Accept One Another

by StephB on June 3, 2011

Christ accepts us right where we are. He doesn’t stand there and accuse us of all our faults and wrongdoings. Instead, he comes alongside us and guides us to where he wants us to go. He takes into account how we were made, or our bent. He understands that some people are outgoing; others are withdrawn. Some like to work with their hands,;others, with people. Some like intellectual pursuits; others rarely dig deep into any topic.

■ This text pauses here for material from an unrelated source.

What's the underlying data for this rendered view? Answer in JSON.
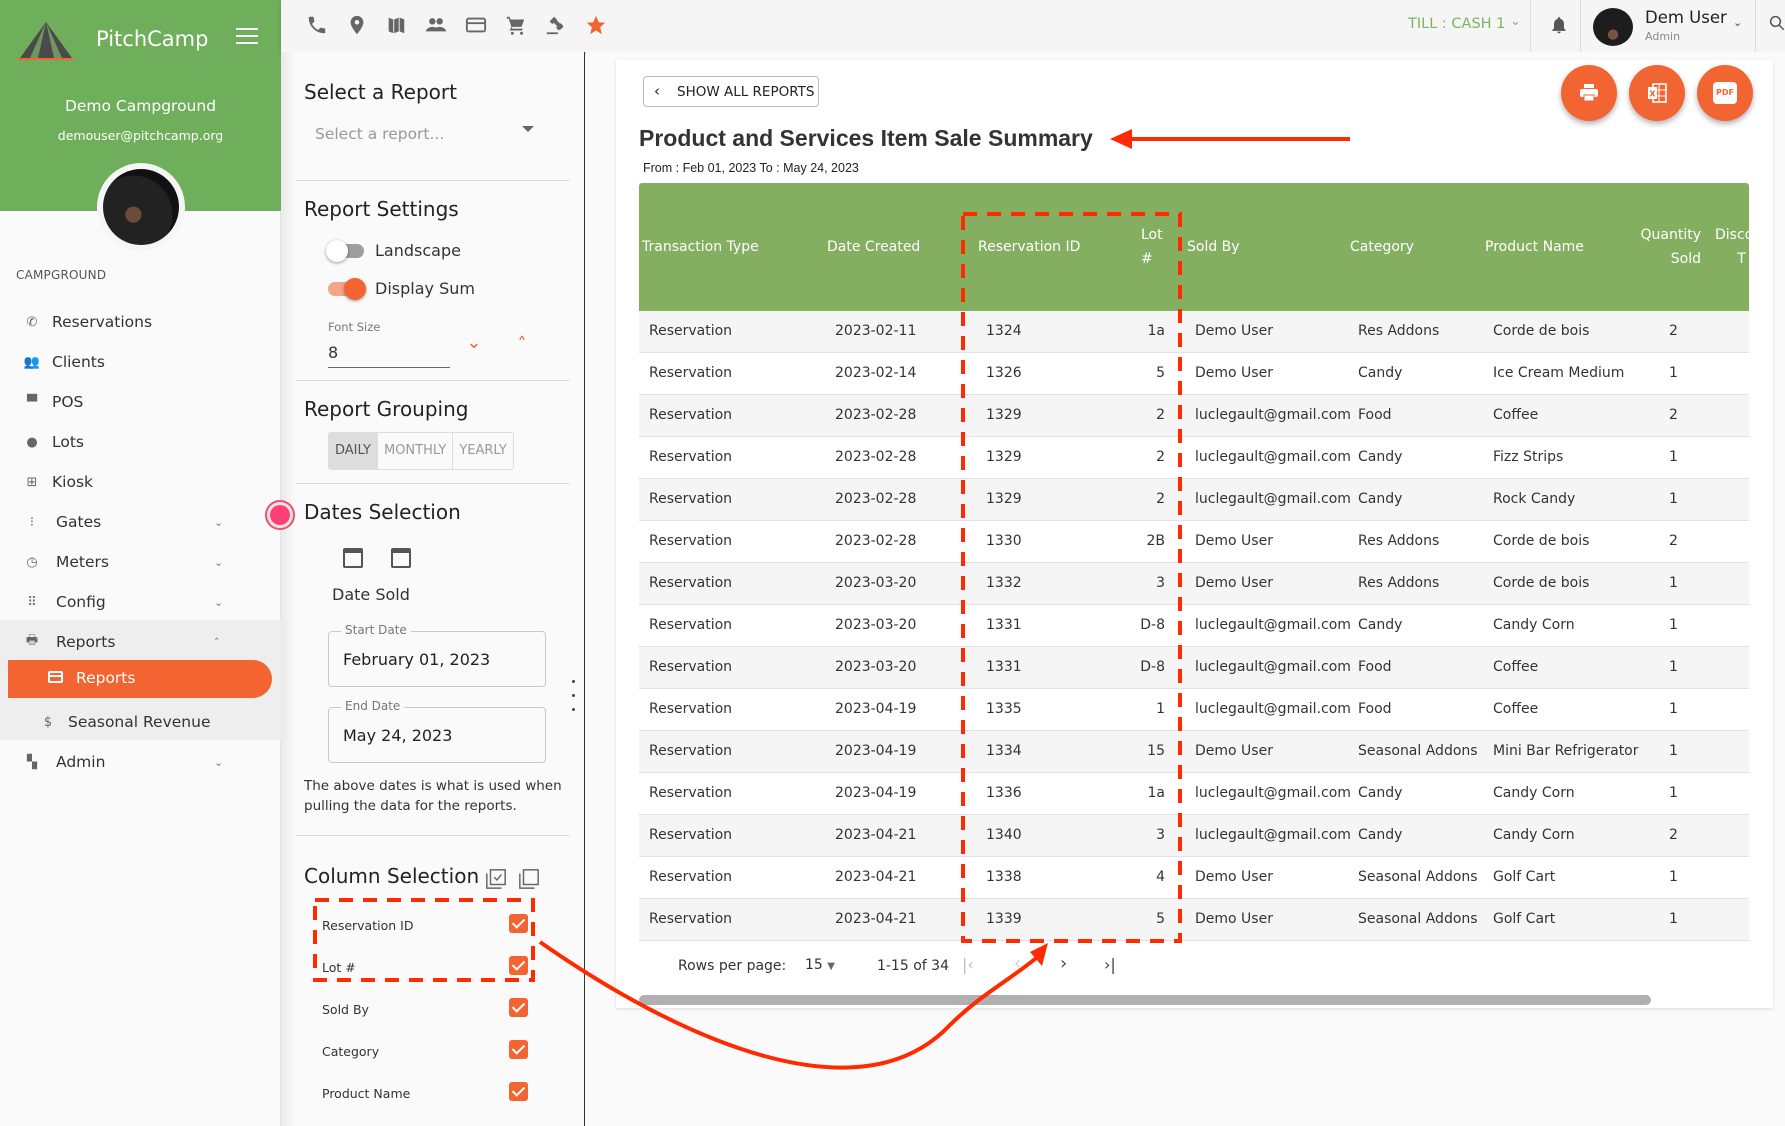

Accepting family members gets down right difficult at times, especially when we don’t agree with their philosophy, lifestyle, or how they hang their toilet paper. Where we differ from them, we tend to do one of two things. We either try to change them, or we criticize them. In the case of adult relatives, we usually just criticize. If we are talking about our own children, we try to change them to fit the mold we have picked out for them. Both of these approaches break the relationships.
Acceptance does not necessarily mean approval. You can accept someone without approving of him or her. God accepts us as we are, but does not approve of all of our actions. Take a look at King David in the Old Testament. God called him a man after his own heart. Once David fought a giant in the name of God and won. Another time he restrained himself when he could have killed Saul, who was persecuting him. But on another occasion, he committed adultery and then murdered the woman’s husband to cover it up. God certainly didn’t approve of adultery or the murder, but he accepted David’s weaknesses along with his heart toward God.

God recognizes that we will never be perfect on this side of heaven. Our parents will not be perfect, we will not be perfect parents, nor will we be perfect family members. In his infinite wisdom, God made an allowance for our imperfections. That allowance is not tolerance; it is forgiveness.